The lieutenant was the eighth commanding officer the company had had in ten months of fighting, which will give you an idea of what they had been through, and he had the Silver Star and the Bronze Star and the Purple Heart with cluster. His name was Thomas Cooper and he was from Henderson, Kentucky, and we asked him how I Company of the First Battalion of the Thirty-third Regiment of the Third Amored Division had heard the news of the German surrender.
"I got a telephone call from Battalion headquarters at 9:10 last night," he said. "I told the first sergeant. He had an old ni
ckle-plated horn from a Kraut car, and he went to the door and blew the horn a couple of times. Then he hollered, 'The war is over. The war is over, you guys. It's official now.' "

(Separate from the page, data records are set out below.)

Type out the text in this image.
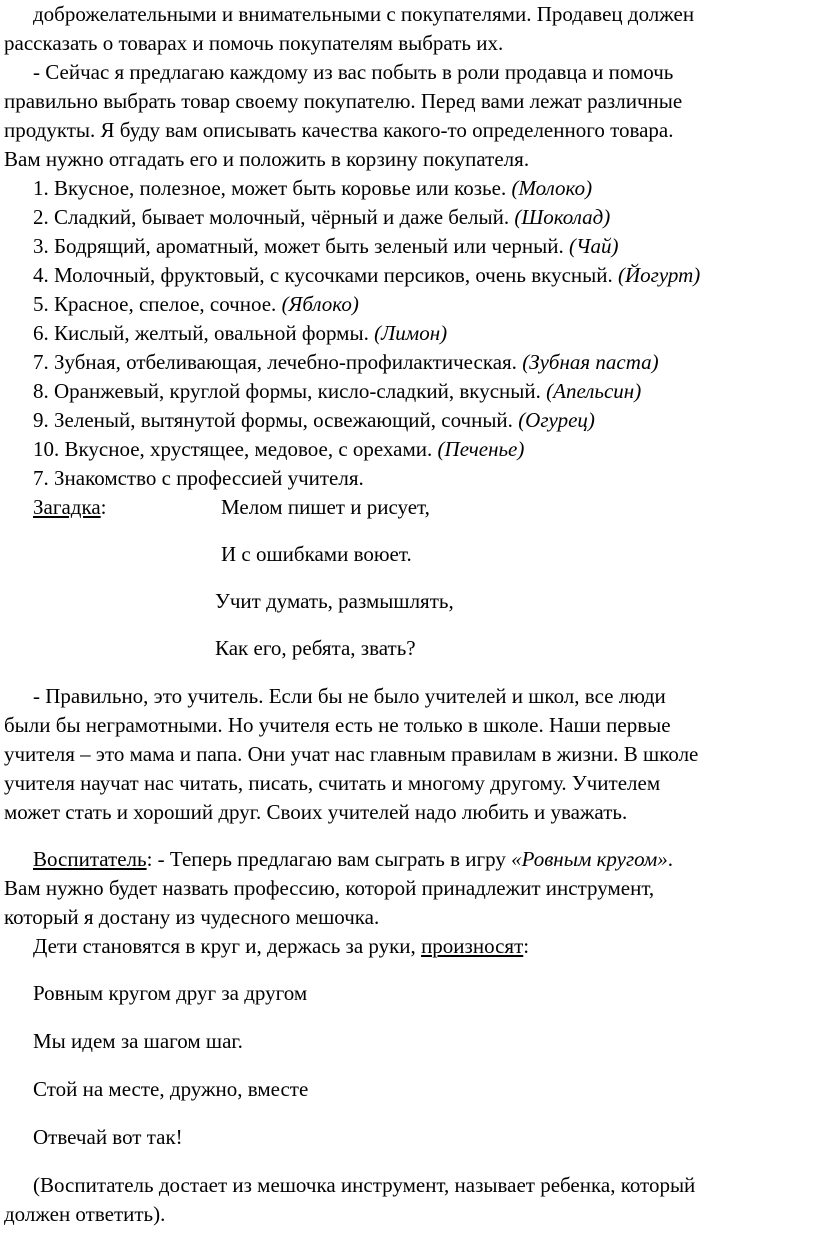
доброжелательными и внимательными с покупателями. Продавец должен
рассказать о товарах и помочь покупателям выбрать их.
- Сейчас я предлагаю каждому из вас побыть в роли продавца и помочь
правильно выбрать товар своему покупателю. Перед вами лежат различные
продукты. Я буду вам описывать качества какого-то определенного товара.
Вам нужно отгадать его и положить в корзину покупателя.
1. Вкусное, полезное, может быть коровье или козье. (Молоко)
2. Сладкий, бывает молочный, чёрный и даже белый. (Шоколад)
3. Бодрящий, ароматный, может быть зеленый или черный. (Чай)
4. Молочный, фруктовый, с кусочками персиков, очень вкусный. (Йогурт)
5. Красное, спелое, сочное. (Яблоко)
6. Кислый, желтый, овальной формы. (Лимон)
7. Зубная, отбеливающая, лечебно-профилактическая. (Зубная паста)
8. Оранжевый, круглой формы, кисло-сладкий, вкусный. (Апельсин)
9. Зеленый, вытянутой формы, освежающий, сочный. (Огурец)
10. Вкусное, хрустящее, медовое, с орехами. (Печенье)
7. Знакомство с профессией учителя.
Загадка:	Мелом пишет и рисует,
И с ошибками воюет.
Учит думать, размышлять,
Как его, ребята, звать?
- Правильно, это учитель. Если бы не было учителей и школ, все люди
были бы неграмотными. Но учителя есть не только в школе. Наши первые
учителя – это мама и папа. Они учат нас главным правилам в жизни. В школе
учителя научат нас читать, писать, считать и многому другому. Учителем
может стать и хороший друг. Своих учителей надо любить и уважать.
Воспитатель: - Теперь предлагаю вам сыграть в игру «Ровным кругом».
Вам нужно будет назвать профессию, которой принадлежит инструмент,
который я достану из чудесного мешочка.
Дети становятся в круг и, держась за руки, произносят:
Ровным кругом друг за другом
Мы идем за шагом шаг.
Стой на месте, дружно, вместе
Отвечай вот так!
(Воспитатель достает из мешочка инструмент, называет ребенка, который
должен ответить).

"Then what happened?" one of us said.
"Nothing much," the lieutenant said. "We knew for a long time it was gonna be over."
Some of the kids from the company were standing around us as we talked with the lieutenant. Out of the eighty-five who had started out with the I Company in Normandy, there were only six originals left on the day that peace came, and one of the best was a staff sergeant named Juan Haines from Gatesville, Texas.
"This tank of yours," I said to Haines. "What's its name?"
At the beginning, almost all of them gave their tanks names. I wanted to find out if the soldier who went through the war with a tank had any affection for it, if he felt anything about his tank on the day the war ended.
"I don't rightly know," Haines said. "This is the fourth tank we had. We lost three."
"When did your tank fire its last shot?" another of us asked, trying to establish when the war in Europe had really ended for the sergeant and the others in his tank.
"I'll have to think," Haines said.
He was tall and thin and with reddish hair. He stood looking at the ground at his feet.